Tricksters of All Sizes

Mom and I were walking along the road early this morning to celebrate the dawn when we heard a small rustling of leaves, and a pair of large coyotes came trotting from the brush. The smaller of the two moved easily, the taller of them was limping- its rear left foot was apparently damaged in some way. They looked briefly at us and separated, one rapidly heading into concealment nearby and the other pausing to see what we were up to. They weren’t afraid of us, but the innate caution of the species causes them to appear tentative. My mother fished a memory from her pocket- it’s something she keeps in soft-sided lozenge form and carries with her. She tossed it to the coyote. He caught it in midair and nodded, remembering, now, how to speak.

“What happened?” asked my mother briskly. You never know what sort of schedule coyotes are on, so protocol calls for brevity, especially in daylight hours. The coyote cocked his head, worked his jaws, and gave us that special winning smile that speaks of one’s continuing pain.

“Iron-jaw trap,” he snarled. “Got me, not expecting one so close to a children’s playground.”

Mother nodded in understanding, clearly not liking it one bit. Free-lance trappers in urban areas sometimes put spring-traps around parks where the local wildlife has learned there’s easy scavenging. Most of what they injure are considered varmints- possums, racoons, nutria. If the creature gets free, crippled, it won’t manage to survive long against its natural enemies. While some look askance at injuring smaller, fuzzier animals, there are no restrictions on trapping or killing coyotes. The urban and suburban rancher mentality continues to see them as competition, and their hides are still worth a few dollars in bounty, no questions asked. My mother frowned at several things, all at once.

“Can we help?” she asked. The coyote regarded us for a moment, shook his head. “You look like you’re fading.” The coyote stretched, nonchalantly, pretending for a moment to be feeling nothing. The wild things prefer to give no clues to a watcher.

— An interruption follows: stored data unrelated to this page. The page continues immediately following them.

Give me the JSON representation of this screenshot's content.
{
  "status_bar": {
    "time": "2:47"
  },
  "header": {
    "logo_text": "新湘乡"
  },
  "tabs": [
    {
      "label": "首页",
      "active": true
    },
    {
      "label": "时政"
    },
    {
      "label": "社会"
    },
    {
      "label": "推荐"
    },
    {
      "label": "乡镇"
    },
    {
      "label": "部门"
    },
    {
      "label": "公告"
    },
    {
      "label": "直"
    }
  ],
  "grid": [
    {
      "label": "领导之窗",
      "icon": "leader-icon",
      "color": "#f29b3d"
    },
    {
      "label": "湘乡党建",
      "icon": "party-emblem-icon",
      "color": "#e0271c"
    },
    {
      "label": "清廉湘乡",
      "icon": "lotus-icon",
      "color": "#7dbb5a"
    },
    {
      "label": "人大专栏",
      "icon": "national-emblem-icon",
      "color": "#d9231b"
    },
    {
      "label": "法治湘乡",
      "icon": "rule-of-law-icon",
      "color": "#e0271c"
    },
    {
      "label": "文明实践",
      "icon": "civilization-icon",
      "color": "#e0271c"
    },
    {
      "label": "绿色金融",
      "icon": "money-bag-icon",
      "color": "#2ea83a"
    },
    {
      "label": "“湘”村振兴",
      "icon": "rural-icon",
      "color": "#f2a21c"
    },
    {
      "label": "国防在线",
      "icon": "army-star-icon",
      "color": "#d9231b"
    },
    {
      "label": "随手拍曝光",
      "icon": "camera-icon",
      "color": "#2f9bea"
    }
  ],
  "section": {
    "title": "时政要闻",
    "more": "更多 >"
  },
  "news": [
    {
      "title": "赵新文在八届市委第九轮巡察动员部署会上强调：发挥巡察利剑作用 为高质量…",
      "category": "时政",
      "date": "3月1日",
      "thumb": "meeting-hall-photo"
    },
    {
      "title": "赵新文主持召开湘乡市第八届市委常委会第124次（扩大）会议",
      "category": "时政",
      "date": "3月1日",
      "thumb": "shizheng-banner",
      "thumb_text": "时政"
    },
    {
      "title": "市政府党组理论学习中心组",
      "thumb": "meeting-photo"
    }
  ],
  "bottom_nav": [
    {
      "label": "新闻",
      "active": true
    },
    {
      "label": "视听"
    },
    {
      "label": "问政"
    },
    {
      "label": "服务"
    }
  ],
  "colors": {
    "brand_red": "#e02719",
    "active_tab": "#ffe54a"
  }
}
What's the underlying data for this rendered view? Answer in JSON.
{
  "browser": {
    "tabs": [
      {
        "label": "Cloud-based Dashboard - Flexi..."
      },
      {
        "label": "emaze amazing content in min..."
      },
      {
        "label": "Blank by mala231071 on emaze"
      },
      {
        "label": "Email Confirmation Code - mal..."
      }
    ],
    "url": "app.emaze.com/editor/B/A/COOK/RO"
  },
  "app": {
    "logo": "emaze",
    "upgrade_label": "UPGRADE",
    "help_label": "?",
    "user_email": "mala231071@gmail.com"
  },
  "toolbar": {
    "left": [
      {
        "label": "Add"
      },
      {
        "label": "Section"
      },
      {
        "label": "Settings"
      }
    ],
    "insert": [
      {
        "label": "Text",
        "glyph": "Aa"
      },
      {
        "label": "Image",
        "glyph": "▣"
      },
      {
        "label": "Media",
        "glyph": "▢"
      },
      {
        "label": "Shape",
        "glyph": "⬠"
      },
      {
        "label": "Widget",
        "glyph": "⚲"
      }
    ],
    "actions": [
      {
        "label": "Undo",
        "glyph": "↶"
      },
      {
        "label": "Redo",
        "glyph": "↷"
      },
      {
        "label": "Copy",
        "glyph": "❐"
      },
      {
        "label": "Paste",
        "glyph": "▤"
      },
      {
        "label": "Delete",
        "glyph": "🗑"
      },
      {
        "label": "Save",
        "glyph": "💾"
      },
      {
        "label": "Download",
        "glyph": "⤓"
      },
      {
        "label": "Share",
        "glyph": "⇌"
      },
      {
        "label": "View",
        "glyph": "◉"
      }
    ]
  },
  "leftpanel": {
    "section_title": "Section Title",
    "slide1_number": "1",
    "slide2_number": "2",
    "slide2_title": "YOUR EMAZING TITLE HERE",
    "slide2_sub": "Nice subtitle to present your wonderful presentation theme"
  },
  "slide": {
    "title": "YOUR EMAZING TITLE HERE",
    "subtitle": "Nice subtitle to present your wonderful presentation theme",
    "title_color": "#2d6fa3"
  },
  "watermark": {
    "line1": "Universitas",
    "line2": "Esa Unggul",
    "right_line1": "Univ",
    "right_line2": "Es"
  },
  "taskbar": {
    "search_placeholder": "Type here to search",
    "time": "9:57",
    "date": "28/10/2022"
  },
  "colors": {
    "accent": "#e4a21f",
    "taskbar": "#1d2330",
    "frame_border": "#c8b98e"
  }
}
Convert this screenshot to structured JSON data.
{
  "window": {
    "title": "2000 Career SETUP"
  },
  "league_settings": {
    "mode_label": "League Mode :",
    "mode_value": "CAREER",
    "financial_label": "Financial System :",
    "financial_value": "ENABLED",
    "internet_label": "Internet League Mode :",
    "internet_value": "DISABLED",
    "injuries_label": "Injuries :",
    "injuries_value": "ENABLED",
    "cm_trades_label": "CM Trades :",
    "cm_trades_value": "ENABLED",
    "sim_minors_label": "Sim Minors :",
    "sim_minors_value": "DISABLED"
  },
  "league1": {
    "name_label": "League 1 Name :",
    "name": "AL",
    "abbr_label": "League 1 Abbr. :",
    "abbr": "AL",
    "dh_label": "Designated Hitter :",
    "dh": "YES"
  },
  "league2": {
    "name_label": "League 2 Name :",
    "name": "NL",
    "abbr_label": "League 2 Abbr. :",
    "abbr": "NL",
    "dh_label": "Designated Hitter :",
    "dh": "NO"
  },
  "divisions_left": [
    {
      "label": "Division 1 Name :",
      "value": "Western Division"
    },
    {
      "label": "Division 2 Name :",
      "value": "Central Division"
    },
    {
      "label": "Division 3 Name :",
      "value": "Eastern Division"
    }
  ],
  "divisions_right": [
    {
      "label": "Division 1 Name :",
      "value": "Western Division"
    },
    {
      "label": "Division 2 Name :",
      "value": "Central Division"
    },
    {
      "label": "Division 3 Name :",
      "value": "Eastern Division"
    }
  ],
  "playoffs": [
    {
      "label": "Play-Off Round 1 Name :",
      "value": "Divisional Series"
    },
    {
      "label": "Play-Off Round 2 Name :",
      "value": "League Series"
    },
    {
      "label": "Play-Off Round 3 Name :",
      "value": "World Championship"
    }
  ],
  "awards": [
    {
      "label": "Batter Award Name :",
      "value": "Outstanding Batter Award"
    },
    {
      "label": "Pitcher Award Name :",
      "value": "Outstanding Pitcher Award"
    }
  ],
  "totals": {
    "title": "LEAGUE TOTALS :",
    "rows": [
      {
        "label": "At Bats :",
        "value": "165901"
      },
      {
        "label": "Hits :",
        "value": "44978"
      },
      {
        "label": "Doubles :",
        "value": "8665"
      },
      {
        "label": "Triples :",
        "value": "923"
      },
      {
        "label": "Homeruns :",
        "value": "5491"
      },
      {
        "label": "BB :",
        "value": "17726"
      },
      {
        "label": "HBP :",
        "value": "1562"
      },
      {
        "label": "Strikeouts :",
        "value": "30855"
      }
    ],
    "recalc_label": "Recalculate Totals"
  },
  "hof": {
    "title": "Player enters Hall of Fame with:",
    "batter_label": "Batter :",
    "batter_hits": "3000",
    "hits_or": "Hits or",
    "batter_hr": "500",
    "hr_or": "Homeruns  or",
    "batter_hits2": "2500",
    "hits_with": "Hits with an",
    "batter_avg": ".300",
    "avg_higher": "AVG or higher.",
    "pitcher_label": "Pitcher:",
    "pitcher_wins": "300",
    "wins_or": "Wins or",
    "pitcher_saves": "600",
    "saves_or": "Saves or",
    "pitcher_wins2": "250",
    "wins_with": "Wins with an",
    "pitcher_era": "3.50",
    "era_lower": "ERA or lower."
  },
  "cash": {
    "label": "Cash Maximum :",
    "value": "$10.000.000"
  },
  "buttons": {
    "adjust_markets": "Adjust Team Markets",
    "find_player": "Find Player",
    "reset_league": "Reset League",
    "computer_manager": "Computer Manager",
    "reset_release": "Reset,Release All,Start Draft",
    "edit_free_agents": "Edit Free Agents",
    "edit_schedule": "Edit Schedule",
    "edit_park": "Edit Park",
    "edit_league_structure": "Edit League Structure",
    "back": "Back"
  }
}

“My heart was more damaged by iron than was my foot,” he replied graciously, and my mother nodded to him in promise. In an instant the coyote had disappeared completely, invisible in the bushes. My mother lifted her upper lip on the right side in a slight curl, showing one of her canines. It was a look I remembered well. If the trap-setters weren’t already proven to be the sort of spineless scum the planet could well do without, one could almost feel sorry for them. Our eyes met, and we exchanged faint smiles. My mother’s smile is particularly feral, and if I ever saw it focused upon me in such a fashion, I would shiver.

“My dear,” she began genially, as she continued to look at me without blinking, “do you, perhaps, fancy a walk in the park?” Nodding, I offered her my arm. “I find myself entirely fascinated to see who might be coming by the playground this morning, to check on their mechanical devices.”